Adding insult to injury, half of today’s tech job postings demand AI expertise—experience most newcomers can’t possibly have. The catch is obvious: no entry-level jobs, no way to learn.


Trapped by Networks

With traditional hiring pipelines evaporating, personal connections have become the golden ticket.

Nearly three out of four professionals land jobs through someone they know. Employers admit they prefer hiring friends or referrals over strangers with better qualifications. And when asked, more than 90 percent of job seekers said they’d take their dream role if it came via connection—even if it meant skipping the usual process.

This isn’t just family businesses handing down opportunities. Workers are 200 times more likely to land at a parent’s company than at a competitor across the street. White men from wealthy families benefit disproportionately, widening pay and racial gaps. Analysts estimate parental connections alone explain about 10 percent of the gender wage gap at career start.

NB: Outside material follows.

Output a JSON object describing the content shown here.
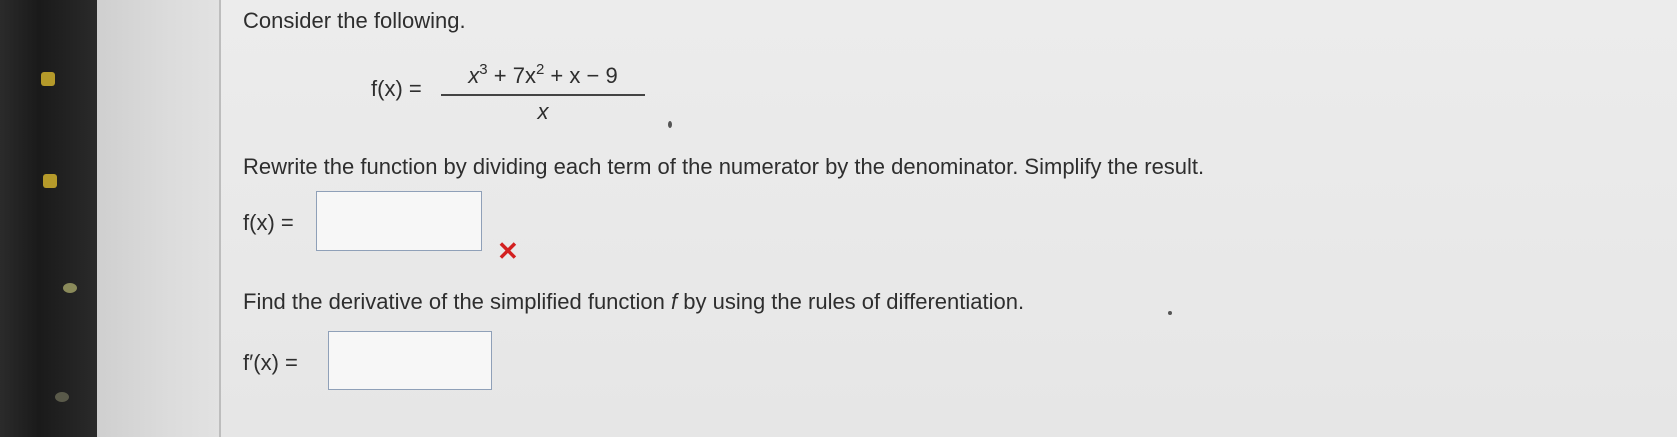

Referrals make the system even tighter. A referred candidate is five times more likely to be hired, and companies see it as cheaper and faster. For Gen Z, referrals are now the top job-hunting strategy, with six in ten saying recommendations matter most.

Yet only 11 percent of companies have real safeguards against nepotism—even though almost everyone agrees it’s unethical. The mismatch between values and reality says it all: under pressure, the industry has traded fairness for convenience.


Closing the Loop

Back at ByteDance, Jane saw the shift play out in real time. Brilliant engineers worked themselves into exhaustion only to be leapfrogged by managers’ old buddies. Reviews felt arbitrary. Criticism like “not technical enough” landed on proven veterans. “It was birthright, not hustle,” she said.

By her second year, she stopped trying. She dodged messages after hours, let language barriers protect her in meetings, and quietly searched for her next move. ByteDance still taught her plenty, she admitted, but the promise of a fairer culture was “bull.”

Her advice to new grads? Don’t expect loyalty. “Treat it like a toxic fling,” she said. Work two years, climb one step, then leave. “Stay longer, and the nepotism machine eats you alive.”


A Familiar Pattern

What’s happening in tech echoes declines in other industries. Factories, newspapers, and retail chains all followed similar paths: when jobs grew scarce, connections became the currency.

But tech’s collapse is different in speed and scale. The forces stack up: AI disruption, high interest rates choking investment, market saturation, and a wholesale shift in how companies hire.

The bar keeps rising. In 2022, 37 percent of job postings asked for five years’ experience. By 2025, it was 42 percent. Employers want instant value, not potential. The catch? Opportunities to gain that experience have dried up.

In 2024, 150,000 tech workers lost their jobs. Another 100,000 have been cut this year. The market is glutted with veterans competing with rookies for scraps. To cope, companies lean harder on referrals, touting them as “trusted pipelines.” The result: faster hires, less diversity, and a system that quietly shuts out anyone without connections.


A Promise Broken

For decades, tech sold itself as the great meritocracy. Anyone with skills and grit could break in, no matter their background. That belief shaped college majors, immigration policies, and the dreams of millions.

Now the façade is cracking. Entry-level roles are disappearing. AI is replacing human labor. Hiring decisions flow through personal networks instead of résumés.

Insiders with connections still have options. But for workers like Jane—graduates who believed effort would open doors—the industry feels rigged.

“Forget the fairy tale of bootstrapping your way in,” she warned. “It’s fixed from the start.”

The data backs her up. What no one yet knows is whether this is a painful correction or a permanent turn. Has tech hit a temporary storm—or has it joined the long list of industries where who you know matters more than what you can do?